Wanita yang menjadi istriku dulu pintar bersolek, kata-katanya manis, nyaris pinggulnya tidak jauh dengan biola yang sering dimainkan para orkestra itu. Aku tersenyum-senyum mengingat wujud itu. Apalagi gaya jalan istriku, begitu aduhai! Dia menyukai sepatu berhak tinggi dengan baju setipis kulit bawang. Gerah, kilahnya jika aku mengkoreksi pakaian yang dipakai istriku itu. Tapi aku tahu jelas, bahwa gairah istriku masih besar, semua itu terbukti apalagi dengan usianya yang masih berusia 24 tahun. Bayangkan dua puluh empat tahun dengan tiga anak.

Ia rajin mengkomsumsi jamu kecantikan, ia ikut fitness, facial, dan pusat-pusat perawatan lainnya yang sudah barang tentu tidak sedikit menguras kantong. Itulah ia, istri yang mampu menyenangkan suami dan semua lelaki di daerah pemukiman tempat tinggalku, bahkan tetangga sebelah rumah pun.

Tetapi apa yang membuatku selalu tersenyum? Itu karena tingkat kepasrahanku yang tinggi karena sifat keras kepala istriku yang cantik yang semakin parah. Sudah puluhan kali, bahkan sampai mulutku berbusa istri kesayanganku itu tetap saja nakal. Ia tidak lagi mencuri-curi waktu untuk menelepon lelaki lain. Yang aku pertahankan waktu itu adalah hanya kebahagiaan anakku, karena ia masih membutuhkan seorang ibu.

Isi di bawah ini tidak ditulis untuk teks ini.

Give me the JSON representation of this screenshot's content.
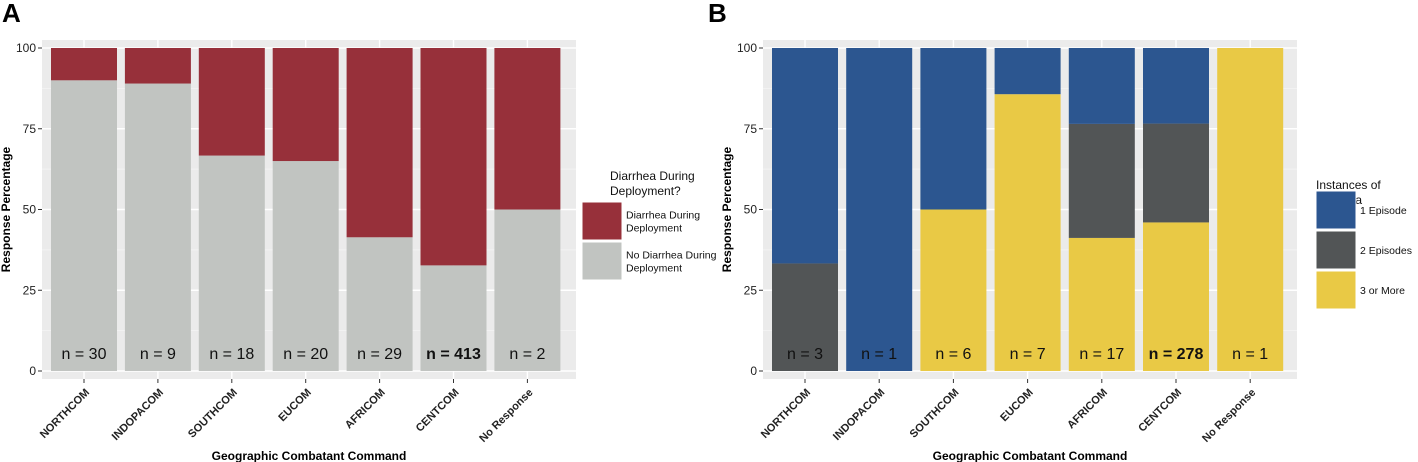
{
  "chart_data": [
    {
      "type": "bar",
      "stacked": true,
      "panel_label": "A",
      "xlabel": "Geographic Combatant Command",
      "ylabel": "Response Percentage",
      "ylim": [
        0,
        100
      ],
      "yticks": [
        0,
        25,
        50,
        75,
        100
      ],
      "categories": [
        "NORTHCOM",
        "INDOPACOM",
        "SOUTHCOM",
        "EUCOM",
        "AFRICOM",
        "CENTCOM",
        "No Response"
      ],
      "n_labels": [
        "n = 30",
        "n = 9",
        "n = 18",
        "n = 20",
        "n = 29",
        "n = 413",
        "n = 2"
      ],
      "bold_label_index": 5,
      "legend_title_lines": [
        "Diarrhea During",
        "Deployment?"
      ],
      "series": [
        {
          "name_lines": [
            "No Diarrhea During",
            "Deployment"
          ],
          "color": "#c1c4c1",
          "values": [
            90,
            89,
            66.7,
            65,
            41.4,
            32.7,
            50
          ]
        },
        {
          "name_lines": [
            "Diarrhea During",
            "Deployment"
          ],
          "color": "#97303a",
          "values": [
            10,
            11,
            33.3,
            35,
            58.6,
            67.3,
            50
          ]
        }
      ],
      "legend_order": [
        1,
        0
      ]
    },
    {
      "type": "bar",
      "stacked": true,
      "panel_label": "B",
      "xlabel": "Geographic Combatant Command",
      "ylabel": "Response Percentage",
      "ylim": [
        0,
        100
      ],
      "yticks": [
        0,
        25,
        50,
        75,
        100
      ],
      "categories": [
        "NORTHCOM",
        "INDOPACOM",
        "SOUTHCOM",
        "EUCOM",
        "AFRICOM",
        "CENTCOM",
        "No Response"
      ],
      "n_labels": [
        "n = 3",
        "n = 1",
        "n = 6",
        "n = 7",
        "n = 17",
        "n = 278",
        "n = 1"
      ],
      "bold_label_index": 5,
      "legend_title_lines": [
        "Instances of",
        "Diarrhea"
      ],
      "series": [
        {
          "name_lines": [
            "3 or More"
          ],
          "color": "#e9c945",
          "values": [
            0,
            0,
            50,
            85.7,
            41.2,
            46,
            100
          ]
        },
        {
          "name_lines": [
            "2 Episodes"
          ],
          "color": "#525556",
          "values": [
            33.3,
            0,
            0,
            0,
            35.3,
            30.6,
            0
          ]
        },
        {
          "name_lines": [
            "1 Episode"
          ],
          "color": "#2c5690",
          "values": [
            66.7,
            100,
            50,
            14.3,
            23.5,
            23.4,
            0
          ]
        }
      ],
      "legend_order": [
        2,
        1,
        0
      ]
    }
  ]
}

Aku hanya bisa tersenyum, apalagi menerima anggapan orang lain, khususnya kaum ibu tetangga kanan kiri rumah yang suaminya sering main mata dengan istriku. Tidak ketinggalan orang tuaku yang menjadi kian cerewet ketika mengetahui tabiat menantunya. Semua sepakat dengan kata CERAI.

Rasa cemburu, ada tidak ya? Mungkin pada awalnya iya. Tapi beberapa tahun belakangan apalagi setelah istri cantikku itu menjadi-jadi, sepertinya rasa itu menjadi kebal. Seolah semua cemburu, kecewa, mental. Aku menganggap istriku bukan lagi sebagai seorang pendamping yang setia seperti yang pernah ia janjikan dulu, ya tepatnya sewaktu masa kejayaan diriku berada pada puncaknya.

Aku lelaki gagah. Tubuhku tegap dan tinggi. Sabar, murah senyum dan menerima apa adanya adalah tipicalku, meski salah satu dari sifat itu membuat kebanyakan orang jengkel. Pekerjaanku sebagai salah seorang karyawan di Freeport Indonesia membuat siapa saja yang melirikku tak akan pernah melewatkan kesempatan untuk menjual data diri untuk kemudian dilanjutkan dengan lamaran sebagai bonusnya. Begitu pula dengan mantan istriku. Apapun yang ia mau, terbeli. Rumah, mobil, perkakas dan lain sebagainya.

Tapi apa mau dikata, manusia tidak selamanya berada pada puncak kejayaan. Aku terlibat sebuah kasus penyelendupan yang cukup besar, meski sebenarnya aku adalah korban fitnah sahabatku sendiri, tapi tetap perusahaan yang memutuskan akhirnya aku dipecat.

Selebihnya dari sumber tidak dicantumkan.